Par Margherita Nasi (Bordeaux, envoyée spéciale)
Reportage Envoi de matériel, hébergement de proches, veille sur les réseaux sociaux : à Bordeaux, des étudiants ukrainiens vivent la guerre à travers leurs écrans et s’organisent pour soutenir leur pays à distance.
Les portes coulissantes du hall des arrivées s’ouvrent enfin sur un visage familier. Viktoria Oreshko étouffe un cri de joie et s’élance vers son amie d’enfance. Dans l’aéroport de Bordeaux, désert en cette soirée de début mars, les deux vingtenaires pleurent et s’embrassent longuement. La vie les avait éloignées, la guerre leur impose des retrouvailles déchirantes.
Daryna Kharchenko, 24 ans, a quitté Kiev précipitamment au lendemain de l’invasion de son pays par la Russie, le 25 février. Editrice pour le journal ukrainien Novoe Vremia, elle travaillait le soir où la guerre a éclaté : « C’est moi qui ai posté l’info sur le site du média à 4 heures. Vingt minutes plus tard, j’ai entendu la première explosion près de ma fenêtre. » Viktoria, son amie de toujours, étudiante aux Beaux-Arts de Bordeaux, lui propose alors de la rejoindre en France. « J’avais peur, les réfugiés passent plusieurs jours dans le froid, à la rue, avant de franchir la frontière avec la Pologne. J’ai décidé de passer par la Hongrie et n’ai attendu que cinq heures. De Budapest, où des habitants m’ont logée bénévolement pendant une nuit, j’ai embarqué pour Bordeaux. A l’arrivée, la police m’a laissé passer très facilement. Je suis tellement soulagée d’être enfin arrivée », souffle Daryna.
Courte trêve
Elle a les yeux cernés, et un petit sac à dos en guise de valise. A l’intérieur, le strict nécessaire uniquement : son ordinateur, son téléphone, ses documents. La dernière fois qu’elle a vu Viktoria, c’était il y a deux ans. Depuis, son corps s’est couvert de tatouages : « J’en ai une trentaine. Et je sais déjà quel sera le prochain. J’écrirai “armée russe, va te faire f***”. »
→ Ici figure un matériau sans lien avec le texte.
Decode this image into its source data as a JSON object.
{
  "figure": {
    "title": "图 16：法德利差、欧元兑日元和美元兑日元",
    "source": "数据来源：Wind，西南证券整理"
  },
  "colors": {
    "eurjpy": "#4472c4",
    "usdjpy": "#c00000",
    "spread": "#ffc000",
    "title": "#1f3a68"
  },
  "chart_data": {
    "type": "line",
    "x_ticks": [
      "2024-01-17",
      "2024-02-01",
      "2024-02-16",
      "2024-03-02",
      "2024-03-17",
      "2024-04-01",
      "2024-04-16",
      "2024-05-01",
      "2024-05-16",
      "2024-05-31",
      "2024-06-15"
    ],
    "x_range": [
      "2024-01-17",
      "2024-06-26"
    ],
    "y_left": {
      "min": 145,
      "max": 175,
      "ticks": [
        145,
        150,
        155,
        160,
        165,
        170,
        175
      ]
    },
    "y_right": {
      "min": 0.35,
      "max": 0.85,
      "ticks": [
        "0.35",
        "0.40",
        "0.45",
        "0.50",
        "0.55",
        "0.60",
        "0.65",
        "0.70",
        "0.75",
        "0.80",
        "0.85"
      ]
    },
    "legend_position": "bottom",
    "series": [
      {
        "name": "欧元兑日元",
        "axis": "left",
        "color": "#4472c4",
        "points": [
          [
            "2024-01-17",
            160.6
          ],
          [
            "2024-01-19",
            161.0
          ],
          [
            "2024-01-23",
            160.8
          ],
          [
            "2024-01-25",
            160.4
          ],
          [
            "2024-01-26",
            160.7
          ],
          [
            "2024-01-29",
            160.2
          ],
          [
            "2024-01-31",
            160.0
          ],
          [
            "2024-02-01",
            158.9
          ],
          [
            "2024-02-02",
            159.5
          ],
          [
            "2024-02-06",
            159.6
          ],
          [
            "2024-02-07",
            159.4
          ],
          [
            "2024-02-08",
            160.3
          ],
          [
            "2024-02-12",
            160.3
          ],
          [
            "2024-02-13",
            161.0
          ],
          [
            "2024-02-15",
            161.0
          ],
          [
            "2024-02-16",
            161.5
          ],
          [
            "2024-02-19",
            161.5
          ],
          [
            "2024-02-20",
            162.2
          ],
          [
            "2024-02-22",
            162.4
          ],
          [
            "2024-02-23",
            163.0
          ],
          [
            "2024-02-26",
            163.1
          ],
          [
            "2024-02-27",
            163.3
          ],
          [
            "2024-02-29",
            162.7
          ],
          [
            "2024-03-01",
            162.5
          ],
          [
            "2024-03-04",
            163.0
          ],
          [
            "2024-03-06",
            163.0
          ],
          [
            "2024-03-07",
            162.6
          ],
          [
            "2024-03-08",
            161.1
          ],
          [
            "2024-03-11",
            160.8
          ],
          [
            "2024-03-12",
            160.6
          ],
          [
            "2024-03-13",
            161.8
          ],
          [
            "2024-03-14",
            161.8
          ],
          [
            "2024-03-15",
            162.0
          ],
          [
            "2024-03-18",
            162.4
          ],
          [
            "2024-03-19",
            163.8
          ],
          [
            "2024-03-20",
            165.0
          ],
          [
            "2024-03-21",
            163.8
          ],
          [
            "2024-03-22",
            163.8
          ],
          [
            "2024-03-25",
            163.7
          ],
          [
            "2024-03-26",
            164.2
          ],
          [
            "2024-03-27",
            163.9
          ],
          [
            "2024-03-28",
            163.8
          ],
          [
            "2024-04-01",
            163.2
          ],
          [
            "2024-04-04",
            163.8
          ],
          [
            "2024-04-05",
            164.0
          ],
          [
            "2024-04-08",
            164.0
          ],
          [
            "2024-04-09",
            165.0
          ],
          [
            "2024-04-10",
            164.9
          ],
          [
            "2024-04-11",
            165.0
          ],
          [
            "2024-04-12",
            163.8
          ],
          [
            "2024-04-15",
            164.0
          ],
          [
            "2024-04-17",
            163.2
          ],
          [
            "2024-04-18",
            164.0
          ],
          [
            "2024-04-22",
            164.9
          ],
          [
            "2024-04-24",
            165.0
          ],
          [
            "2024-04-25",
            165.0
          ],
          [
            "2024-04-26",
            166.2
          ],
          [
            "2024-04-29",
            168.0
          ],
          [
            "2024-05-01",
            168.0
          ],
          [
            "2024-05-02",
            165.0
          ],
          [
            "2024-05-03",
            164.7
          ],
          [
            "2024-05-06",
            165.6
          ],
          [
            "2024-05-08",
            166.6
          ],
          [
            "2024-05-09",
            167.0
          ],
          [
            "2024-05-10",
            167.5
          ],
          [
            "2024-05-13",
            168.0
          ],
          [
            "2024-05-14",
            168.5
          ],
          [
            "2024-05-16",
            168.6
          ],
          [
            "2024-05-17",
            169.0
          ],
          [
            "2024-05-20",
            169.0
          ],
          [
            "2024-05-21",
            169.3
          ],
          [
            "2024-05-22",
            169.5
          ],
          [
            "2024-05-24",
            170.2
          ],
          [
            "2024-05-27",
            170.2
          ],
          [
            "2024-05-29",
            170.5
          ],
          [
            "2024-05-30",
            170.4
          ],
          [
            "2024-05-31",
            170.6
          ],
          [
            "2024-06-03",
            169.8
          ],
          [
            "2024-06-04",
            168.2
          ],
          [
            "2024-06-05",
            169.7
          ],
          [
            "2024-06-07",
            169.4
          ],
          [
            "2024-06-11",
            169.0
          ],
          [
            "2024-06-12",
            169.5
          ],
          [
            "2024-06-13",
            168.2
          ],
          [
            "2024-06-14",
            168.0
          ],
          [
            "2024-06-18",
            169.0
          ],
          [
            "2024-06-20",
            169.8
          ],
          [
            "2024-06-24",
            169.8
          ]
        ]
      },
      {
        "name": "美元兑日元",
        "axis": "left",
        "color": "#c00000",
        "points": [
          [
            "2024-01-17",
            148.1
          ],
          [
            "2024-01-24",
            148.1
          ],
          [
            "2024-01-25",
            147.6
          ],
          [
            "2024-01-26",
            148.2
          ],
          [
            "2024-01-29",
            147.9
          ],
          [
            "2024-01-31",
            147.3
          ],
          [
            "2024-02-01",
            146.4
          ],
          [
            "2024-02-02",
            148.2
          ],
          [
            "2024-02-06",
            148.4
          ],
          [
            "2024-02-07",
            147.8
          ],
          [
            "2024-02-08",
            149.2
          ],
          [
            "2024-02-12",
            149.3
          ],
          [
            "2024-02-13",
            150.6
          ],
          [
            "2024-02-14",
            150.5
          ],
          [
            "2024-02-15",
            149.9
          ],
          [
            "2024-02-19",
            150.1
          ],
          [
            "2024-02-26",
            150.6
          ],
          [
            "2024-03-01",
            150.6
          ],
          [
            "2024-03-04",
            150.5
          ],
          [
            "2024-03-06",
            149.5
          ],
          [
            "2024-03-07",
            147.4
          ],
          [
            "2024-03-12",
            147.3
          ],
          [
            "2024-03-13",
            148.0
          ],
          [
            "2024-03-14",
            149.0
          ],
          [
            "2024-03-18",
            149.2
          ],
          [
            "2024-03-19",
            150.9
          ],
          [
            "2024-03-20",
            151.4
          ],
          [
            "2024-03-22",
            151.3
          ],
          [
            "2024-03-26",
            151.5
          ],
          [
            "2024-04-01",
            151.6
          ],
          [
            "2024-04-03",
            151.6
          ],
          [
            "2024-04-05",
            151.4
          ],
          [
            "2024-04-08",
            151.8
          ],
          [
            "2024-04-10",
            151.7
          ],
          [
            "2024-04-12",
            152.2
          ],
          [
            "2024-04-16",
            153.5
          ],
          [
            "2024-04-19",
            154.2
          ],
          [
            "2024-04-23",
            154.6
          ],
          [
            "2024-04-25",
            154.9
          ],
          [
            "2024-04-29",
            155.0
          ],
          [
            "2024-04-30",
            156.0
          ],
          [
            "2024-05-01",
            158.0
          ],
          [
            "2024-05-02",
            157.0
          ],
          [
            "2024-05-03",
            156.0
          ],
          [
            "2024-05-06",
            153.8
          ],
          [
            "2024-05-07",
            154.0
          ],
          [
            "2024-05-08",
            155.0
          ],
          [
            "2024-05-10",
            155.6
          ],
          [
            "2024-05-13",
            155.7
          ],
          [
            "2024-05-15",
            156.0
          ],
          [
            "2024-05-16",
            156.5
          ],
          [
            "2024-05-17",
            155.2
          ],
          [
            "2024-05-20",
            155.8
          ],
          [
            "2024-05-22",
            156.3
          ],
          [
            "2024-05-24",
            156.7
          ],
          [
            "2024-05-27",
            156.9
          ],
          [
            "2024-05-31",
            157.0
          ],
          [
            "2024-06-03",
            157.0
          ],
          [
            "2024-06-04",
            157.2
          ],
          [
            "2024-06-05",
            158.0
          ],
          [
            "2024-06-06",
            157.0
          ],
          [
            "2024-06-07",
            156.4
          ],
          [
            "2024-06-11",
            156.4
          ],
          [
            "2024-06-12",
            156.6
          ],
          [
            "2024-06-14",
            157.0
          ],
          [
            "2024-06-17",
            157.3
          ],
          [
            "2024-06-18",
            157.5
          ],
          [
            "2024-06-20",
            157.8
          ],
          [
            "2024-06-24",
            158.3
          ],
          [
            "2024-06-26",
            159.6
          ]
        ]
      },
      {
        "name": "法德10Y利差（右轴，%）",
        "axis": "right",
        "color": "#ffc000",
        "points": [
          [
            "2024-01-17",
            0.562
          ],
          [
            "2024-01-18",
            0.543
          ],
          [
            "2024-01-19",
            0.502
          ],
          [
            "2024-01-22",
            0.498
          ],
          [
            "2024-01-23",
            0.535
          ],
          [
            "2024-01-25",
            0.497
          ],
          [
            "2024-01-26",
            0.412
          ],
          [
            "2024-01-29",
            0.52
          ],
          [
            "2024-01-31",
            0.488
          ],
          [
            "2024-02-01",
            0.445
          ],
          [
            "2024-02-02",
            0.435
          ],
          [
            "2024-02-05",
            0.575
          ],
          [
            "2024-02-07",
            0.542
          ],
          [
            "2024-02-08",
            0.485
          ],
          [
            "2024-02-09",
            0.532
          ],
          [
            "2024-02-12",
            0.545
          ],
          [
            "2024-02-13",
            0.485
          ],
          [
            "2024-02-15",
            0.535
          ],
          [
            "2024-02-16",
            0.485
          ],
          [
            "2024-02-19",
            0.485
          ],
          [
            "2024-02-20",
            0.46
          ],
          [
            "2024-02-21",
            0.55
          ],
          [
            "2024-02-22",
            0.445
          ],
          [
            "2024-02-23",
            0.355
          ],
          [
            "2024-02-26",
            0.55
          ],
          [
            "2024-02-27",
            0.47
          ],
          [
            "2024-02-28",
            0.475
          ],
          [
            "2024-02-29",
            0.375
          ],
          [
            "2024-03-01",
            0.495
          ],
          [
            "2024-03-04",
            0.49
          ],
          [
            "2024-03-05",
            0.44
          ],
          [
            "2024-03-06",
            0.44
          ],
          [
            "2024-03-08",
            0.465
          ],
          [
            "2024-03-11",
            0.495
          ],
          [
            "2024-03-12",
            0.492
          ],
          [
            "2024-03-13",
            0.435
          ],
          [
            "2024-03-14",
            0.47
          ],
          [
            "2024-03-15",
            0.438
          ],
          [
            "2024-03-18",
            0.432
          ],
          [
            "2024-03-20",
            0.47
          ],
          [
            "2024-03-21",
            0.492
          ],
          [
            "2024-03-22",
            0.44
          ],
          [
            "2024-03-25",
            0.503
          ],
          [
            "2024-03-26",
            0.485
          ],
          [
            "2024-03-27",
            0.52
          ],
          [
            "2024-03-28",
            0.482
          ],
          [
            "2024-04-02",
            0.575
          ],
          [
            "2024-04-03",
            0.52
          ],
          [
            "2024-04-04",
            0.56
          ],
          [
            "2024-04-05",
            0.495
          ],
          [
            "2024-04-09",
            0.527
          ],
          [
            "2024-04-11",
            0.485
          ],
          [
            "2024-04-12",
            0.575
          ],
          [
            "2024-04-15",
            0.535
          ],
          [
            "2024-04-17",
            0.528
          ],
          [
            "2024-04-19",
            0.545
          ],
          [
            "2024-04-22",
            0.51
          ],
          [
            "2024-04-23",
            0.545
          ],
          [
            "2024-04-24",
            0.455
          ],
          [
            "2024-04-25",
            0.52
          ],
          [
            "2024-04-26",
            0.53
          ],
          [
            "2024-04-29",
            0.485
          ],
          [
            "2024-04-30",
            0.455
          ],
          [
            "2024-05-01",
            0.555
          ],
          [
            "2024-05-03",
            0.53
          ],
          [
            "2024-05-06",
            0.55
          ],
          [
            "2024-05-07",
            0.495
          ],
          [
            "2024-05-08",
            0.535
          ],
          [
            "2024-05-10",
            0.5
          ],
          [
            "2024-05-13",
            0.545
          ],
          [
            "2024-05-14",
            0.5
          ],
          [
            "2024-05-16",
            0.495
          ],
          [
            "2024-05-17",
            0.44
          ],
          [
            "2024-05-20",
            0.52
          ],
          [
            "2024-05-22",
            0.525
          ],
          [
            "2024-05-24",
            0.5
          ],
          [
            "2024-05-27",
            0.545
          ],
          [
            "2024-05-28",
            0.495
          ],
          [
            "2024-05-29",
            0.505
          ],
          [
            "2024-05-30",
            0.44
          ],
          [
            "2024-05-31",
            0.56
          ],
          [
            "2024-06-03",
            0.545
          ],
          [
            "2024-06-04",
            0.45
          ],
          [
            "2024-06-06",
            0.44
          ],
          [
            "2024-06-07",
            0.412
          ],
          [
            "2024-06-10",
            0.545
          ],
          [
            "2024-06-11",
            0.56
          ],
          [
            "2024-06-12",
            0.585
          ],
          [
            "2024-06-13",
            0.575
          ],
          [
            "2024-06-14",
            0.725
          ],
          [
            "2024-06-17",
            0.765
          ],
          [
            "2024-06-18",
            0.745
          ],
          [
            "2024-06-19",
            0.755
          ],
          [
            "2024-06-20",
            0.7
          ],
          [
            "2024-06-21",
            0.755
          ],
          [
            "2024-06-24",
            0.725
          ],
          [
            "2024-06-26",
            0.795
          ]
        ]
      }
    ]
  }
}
Les deux amies rient enfin. Ce soir, elles s’autoriseront leur premier repas depuis plusieurs jours, assure Viktoria : « J’ai perdu l’appétit, je ne tolère que le pain et le café. Mais je vais préparer une omelette pour fêter l’arrivée de Daryna. » Une courte trêve. Cette nuit encore, les deux jeunes femmes ne dormiront qu’une heure. Daryna relaie les informations issues d’agences de presse et de comptes officiels des responsables ukrainiens. Viktoria traduit en anglais des vidéos de soldats russes capturés pour l’association WithUkraine 24/7 : « Quand la guerre a éclaté, je culpabilisais d’être loin. Ne rien faire pendant que ton pays est attaqué, c’est pire qu’être sous les bombes. J’ai donc décidé de défendre l’Ukraine de la France, avec les moyens qui sont à ma disposition. »
Avant d’aller chercher son amie à l’aéroport, Viktoria a participé avec une dizaine de compatriotes à une réunion à l’Espace 29, un lieu associatif bordelais voué à la promotion de la création artistique. Objectif : « mettre l’art au service de la lutte », résume Denys Zhdanov, diplômé des Beaux-Arts de Bordeaux.
« Lever des fonds pour l’armée ukrainienne »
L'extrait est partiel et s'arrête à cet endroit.